The world of polymers has progressed rapidly to transform material science from wood and metals of the 19th Century to the use of thermoset polymers of the mid-20th Century to the use of thermoplastic polymers of later 20th Century.
Thermoplastic compounds are often used in the healthcare industry as hygienically disposable items. Catheters for in-vivo diagnosis and treatment are often constructed from thermoplastic polyurethanes. Optically translucent thermoplastic polyurethanes are preferred because the health care practitioner can see through the wall of the catheter before and during in-vivo usage. Delivery of fluids containing air bubbles could be avoided (producing air emboli if in the blood), for example, by using an optically translucent, medical grade thermoplastic polyurethane.

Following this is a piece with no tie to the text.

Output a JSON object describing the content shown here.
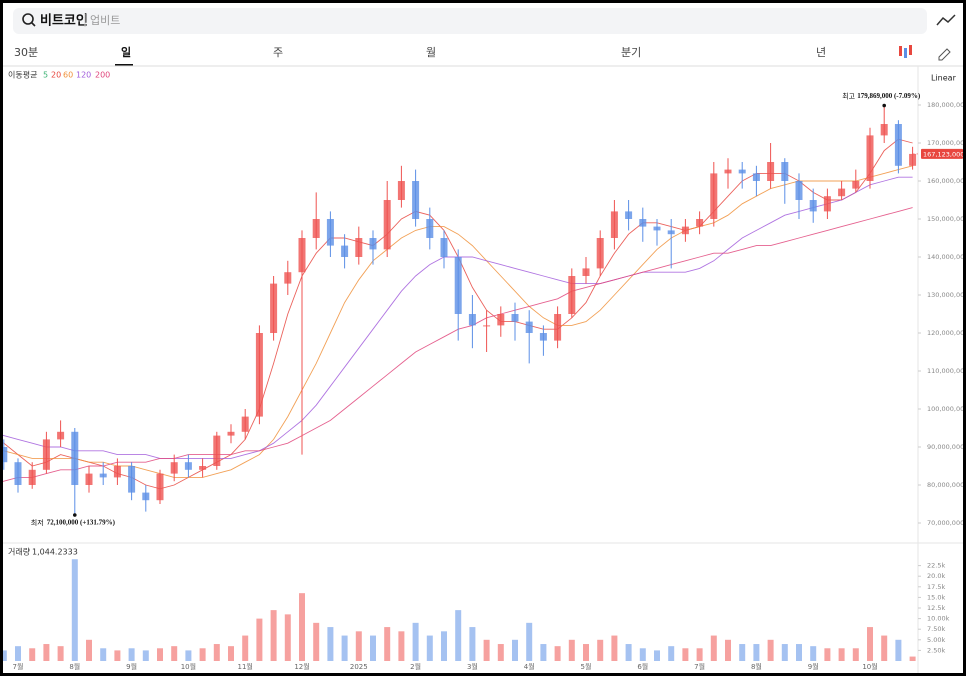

During in-vivo usage, many diagnostic or therapeutic medical devices are monitored by the use of x-rays, using an energy of 30-70 keV, and other diagnostic electromagnetic radiation. Radiopaque materials in the medical device offer a contrast during such monitoring, such to recognize the precise location of a catheter tip and shaft as it moves within the body of the patient undergoing a medical procedure. Yet radiopaque materials, as helpful during in-vivo usage as they are, have the detriment of reducing severely the optical translucency of medical device before and during an in-vivo usage.
PCT Patent Publication WO95/14501 teaches that a radiopaque material can be present in thermoplastic material in an amount from 5 to 50 percent by weight in levels to be adjusted to achieve both a radiopaque and translucent material for a balloon catheter. But there is no additional detail to explain how to disperse the proper amounts of polymer and radiopaque material. Moreover, this publication does not teach the use of thermoplastic polyurethane as a candidate for the balloon catheter.